Malam beranjak tinggi. Prakiraan cuaca yang diramalkan Gama meleset. Saat ini tidak ada guyuran air yang membasahi bumi. Hanya ada gemuruh yang terdengar jauh dan kilatan petir yang sesekali melecut langit.
Setelah menghabiskan makanan instan yang ditemukan di dapur hotel, mereka berdua duduk saling berseberangan di sebuah lorong di lantai tiga. Tidak ada pertukaran kata, hanya simfoni irama napas teratur mereka di sela-sela keriuhan malam.
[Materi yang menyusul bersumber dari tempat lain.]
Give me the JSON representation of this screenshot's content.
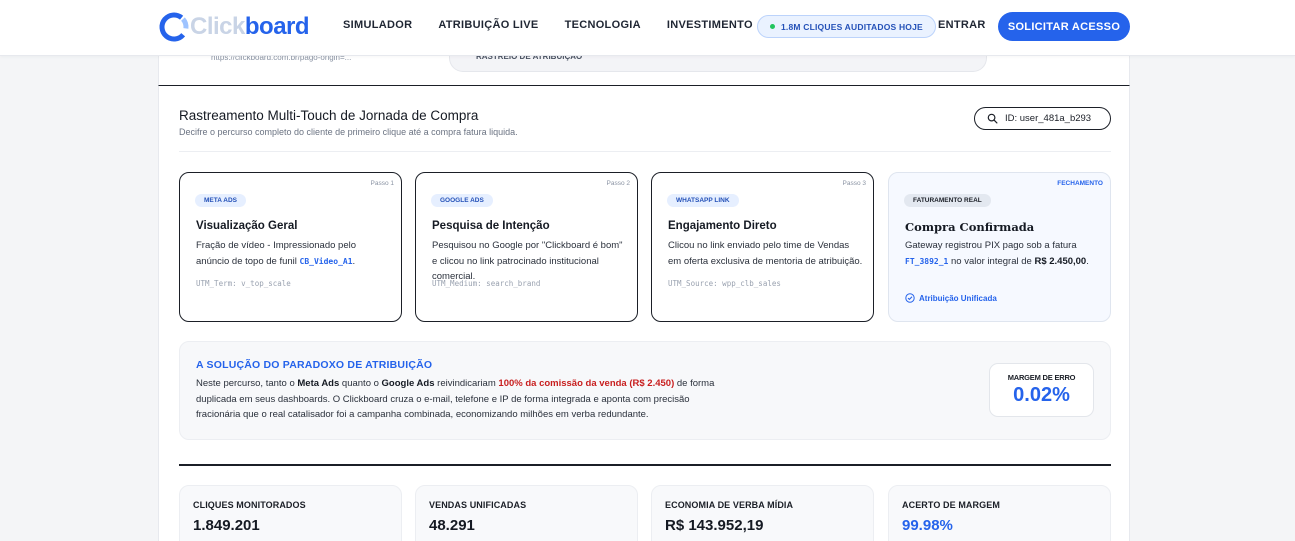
{
  "nav": {
    "logo_light": "Click",
    "logo_dark": "board",
    "links": [
      "SIMULADOR",
      "ATRIBUIÇÃO LIVE",
      "TECNOLOGIA",
      "INVESTIMENTO"
    ],
    "live_badge": "1.8M CLIQUES AUDITADOS HOJE",
    "login": "ENTRAR",
    "cta": "SOLICITAR ACESSO"
  },
  "ghost": {
    "url": "https://clickboard.com.br/pago-origin=...",
    "bar_label": "RASTREIO DE ATRIBUIÇÃO"
  },
  "journey": {
    "title": "Rastreamento Multi-Touch de Jornada de Compra",
    "subtitle": "Decifre o percurso completo do cliente de primeiro clique até a compra fatura liquida.",
    "user_id": "ID: user_481a_b293",
    "steps": [
      {
        "step": "Passo 1",
        "badge": "META ADS",
        "title": "Visualização Geral",
        "desc": "Fração de vídeo - Impressionado pelo anúncio de topo de funil ",
        "code": "CB_Video_A1",
        "desc_end": ".",
        "utm": "UTM_Term: v_top_scale"
      },
      {
        "step": "Passo 2",
        "badge": "GOOGLE ADS",
        "title": "Pesquisa de Intenção",
        "desc": "Pesquisou no Google por \"Clickboard é bom\" e clicou no link patrocinado institucional comercial.",
        "utm": "UTM_Medium: search_brand"
      },
      {
        "step": "Passo 3",
        "badge": "WHATSAPP LINK",
        "title": "Engajamento Direto",
        "desc": "Clicou no link enviado pelo time de Vendas em oferta exclusiva de mentoria de atribuição.",
        "utm": "UTM_Source: wpp_clb_sales"
      },
      {
        "step": "FECHAMENTO",
        "badge": "FATURAMENTO REAL",
        "title": "Compra Confirmada",
        "desc": "Gateway registrou PIX pago sob a fatura ",
        "code": "FT_3892_1",
        "desc_mid": " no valor integral de ",
        "amount": "R$ 2.450,00",
        "desc_end": ".",
        "unified": "Atribuição Unificada"
      }
    ]
  },
  "paradox": {
    "title": "A SOLUÇÃO DO PARADOXO DE ATRIBUIÇÃO",
    "p1": "Neste percurso, tanto o ",
    "meta": "Meta Ads",
    "p2": " quanto o ",
    "google": "Google Ads",
    "p3": " reivindicariam ",
    "highlight": "100% da comissão da venda (R$ 2.450)",
    "p4": " de forma duplicada em seus dashboards. O Clickboard cruza o e-mail, telefone e IP de forma integrada e aponta com precisão fracionária que o real catalisador foi a campanha combinada, economizando milhões em verba redundante.",
    "margin_label": "MARGEM DE ERRO",
    "margin_value": "0.02%"
  },
  "stats": [
    {
      "label": "CLIQUES MONITORADOS",
      "value": "1.849.201"
    },
    {
      "label": "VENDAS UNIFICADAS",
      "value": "48.291"
    },
    {
      "label": "ECONOMIA DE VERBA MÍDIA",
      "value": "R$ 143.952,19"
    },
    {
      "label": "ACERTO DE MARGEM",
      "value": "99.98%"
    }
  ],
  "colors": {
    "accent": "#2563eb",
    "alert": "#c81e1e",
    "live_dot": "#22c55e"
  }
}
Duduk di pojokan, tempat di mana sinar lampu menyorot lemah, Fiona sibuk membersihkan pedang dari darah dan debu. Sedangkan Gama yang sudah terlebih dahulu selesai memeriksa kelengkapan senjata, duduk bersila sambil menatap perempuan yang kini terlihat lebih segar.
"Sudah menemukan cara kita pulang?" tanya Fiona tanpa mengalihkan pandangannya dari kilau pedang.
"Belum," balas Gama singkat.
"Cari caranya sekarang kalau begitu. Pergi ke atas, intip dari jendela. Itu akan lebih menghasilkan daripada diam memandangku," ketus Fiona.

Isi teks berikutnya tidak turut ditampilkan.